Assembly or redress of our valves is virtually fail-safe since all internal parts, except the operating stem and locking devices, can be pre-assembled and ready for installation anywhere. First, the operating stem is installed in the valve body and rotated to the closed position, then the canister, also in the closed position, is inserted into the valve body and seated. After the canister is in place, the locking segments are inserted into the body followed by the support ring and spiral retainer ring. Assembly or redress is then complete.

Disassembly is just as easy. First, the locking mechanism is removed using an ordinary screwdriver and pair of pliers, then the canister is tapped out through the box end of the valve using a wooden hammer handle or dowel.

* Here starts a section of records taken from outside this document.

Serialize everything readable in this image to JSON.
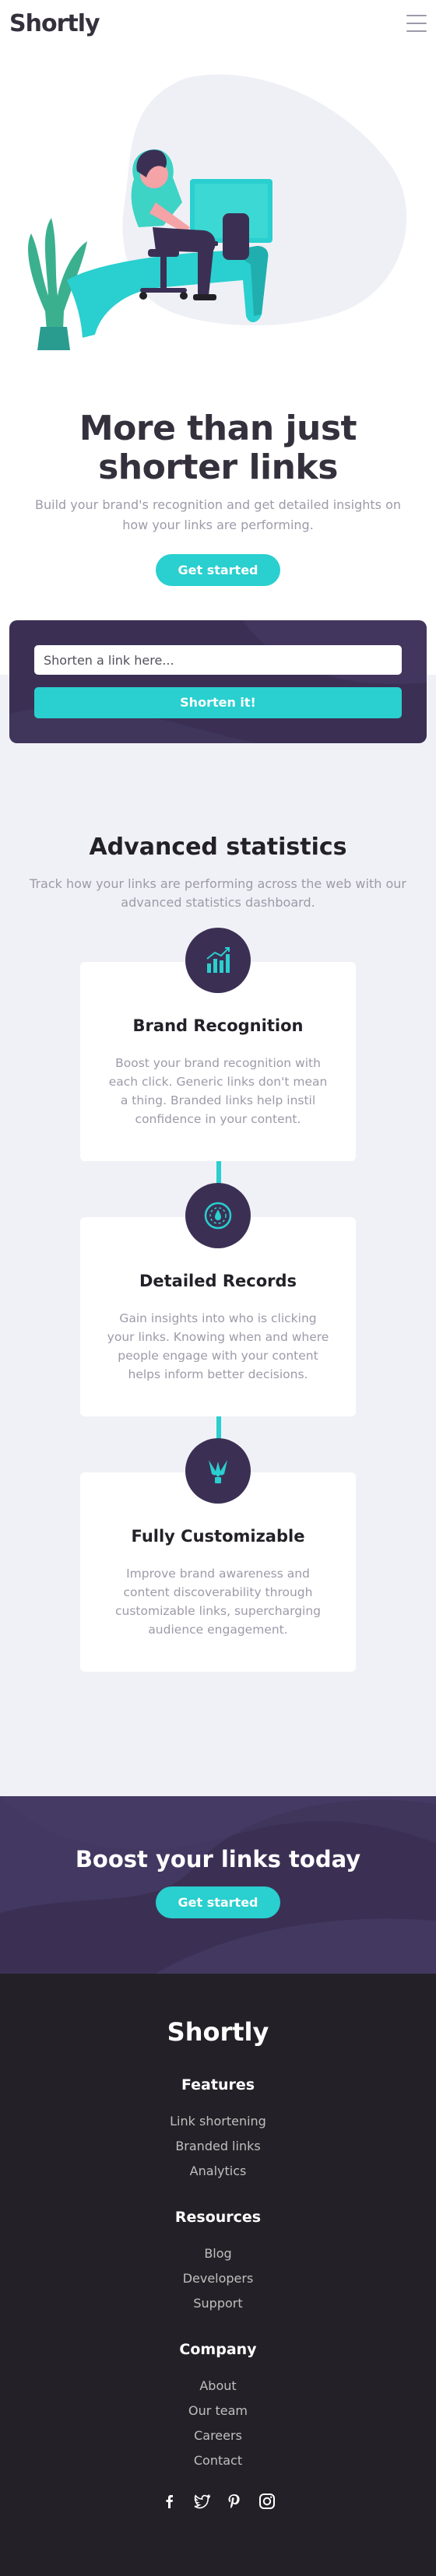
{
  "header": {
    "logo": "Shortly",
    "menu_icon": "hamburger-menu-icon"
  },
  "hero": {
    "illustration": "person-working-at-desk-illustration",
    "title": "More than just shorter links",
    "subtitle": "Build your brand's recognition and get detailed insights on how your links are performing.",
    "cta_label": "Get started"
  },
  "shorten": {
    "placeholder": "Shorten a link here...",
    "button_label": "Shorten it!"
  },
  "stats": {
    "title": "Advanced statistics",
    "subtitle": "Track how your links are performing across the web with our advanced statistics dashboard.",
    "cards": [
      {
        "icon": "bar-chart-icon",
        "title": "Brand Recognition",
        "text": "Boost your brand recognition with each click. Generic links don't mean a thing. Branded links help instil confidence in your content."
      },
      {
        "icon": "gauge-icon",
        "title": "Detailed Records",
        "text": "Gain insights into who is clicking your links. Knowing when and where people engage with your content helps inform better decisions."
      },
      {
        "icon": "pens-icon",
        "title": "Fully Customizable",
        "text": "Improve brand awareness and content discoverability through customizable links, supercharging audience engagement."
      }
    ]
  },
  "boost": {
    "title": "Boost your links today",
    "cta_label": "Get started"
  },
  "footer": {
    "logo": "Shortly",
    "groups": [
      {
        "heading": "Features",
        "links": [
          "Link shortening",
          "Branded links",
          "Analytics"
        ]
      },
      {
        "heading": "Resources",
        "links": [
          "Blog",
          "Developers",
          "Support"
        ]
      },
      {
        "heading": "Company",
        "links": [
          "About",
          "Our team",
          "Careers",
          "Contact"
        ]
      }
    ],
    "socials": [
      "facebook-icon",
      "twitter-icon",
      "pinterest-icon",
      "instagram-icon"
    ]
  },
  "colors": {
    "cyan": "#2acfcf",
    "dark_violet": "#3b3054",
    "very_dark_violet": "#232127",
    "gray": "#9e9aa8",
    "light_bg": "#f0f1f6"
  }
}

At this point, access to the operating stem is unobstructed, allowing the stem to be easily removed. Note that there are no special assembly or disassembly tools required, no threaded seats to remove, and no spring tension to overcome when working with a CANISTER GUARD® valve assembly.

CANISTER DESIGN

The M&M International CANISTER GUARD® encapsulates its internal spring loading within the canister itself, which is a significant feature that cannot be overstated. During disassembly of one-piece valves made by other manufacturers, the internal spring must be compressed prior to removal of the locking mechanism. Considering the application, it is typical for mud, cement, debris, and/or corrosion to accumulate in this area. This makes it difficult or even impossible to compress the spring enough to remove the locking mechanism from valves of this kind, even when using the special tools required by the competitor manufacturer. These and other issues can make field dressing impractical and shop dressing a much longer and more expensive process than necessary. M&M International’s CANISTER GUARD® technology completely eliminates these issues, saving both time and money.

LOW INVENTORY

M&M International’s CANISTER GUARD® reduces the need for customer locations to keep large spare valve parts inventories on hand. In most cases, CANISTER GUARD® valves utilize identical parts within each size range. This low inventory ability allows a customer to operate with one spare canister and one or two spare operating stems in inventory, if necessary.

LITE-TORC

M&M International’s LITE-TORC™ technology offers the ability to close the CANISTER GUARD® valve while under significant flow and allows the valve to be easily opened or closed under high-balanced pressure. Utilization of the LITE-TORC™ system drastically improves the ability of a valve to be closed under heavy flow, enabling the closing of the CANISTER GUARD® valve by one man with a standard 12” hex wrench. Once the valve is closed, wellbore pressure can slowly be balanced by pump pressure to allow the valve to be re-opened with less than 30ft. lbs. of torque.

SURE-STOP

The M&M International SURE-STOP™ technology incorporates dual interior contact points within the cage leg(s) to stop ball rotation when in the fully opened or closed position, limiting ball rotation to 90 degrees. SURE-STOP™ eliminates the possibility of over or under rotation of the ball and therefore aids in limiting washout (erosion) of CANISTER GUARD® internal parts.

CHECK-SEAL

M&M International’s CHECK-SEAL™ technology is incorporated into all CANISTER GUARD® valves. The CHECK-SEAL™ functions as a check to maintain a pressure seal in one direction. Consequently, CHECK-SEAL™ allows wellbore pressure to bypass the lower seat, forcing a seal between the solid cross-section of the ball, which is the strongest geometry of the ball, and the upper seat.

BOX END PRESSURE

The “cage legs” in the CANISTER GUARD® valve configuration limit the allowable travel of the upper seat, which creates a function similar to that of the CHECK-SEAL™, but in the opposite direction. When pressure from above the valve is applied to the top of the ball, the ball is able to continue to travel downward away from the pressure even after the cage legs have stopped the movement of the upper seat. As the ball moves away from the upper seat, the pressure is able to bypass the ball and instead force a pressure seal between the stronger geometry of the ball and the lower seat.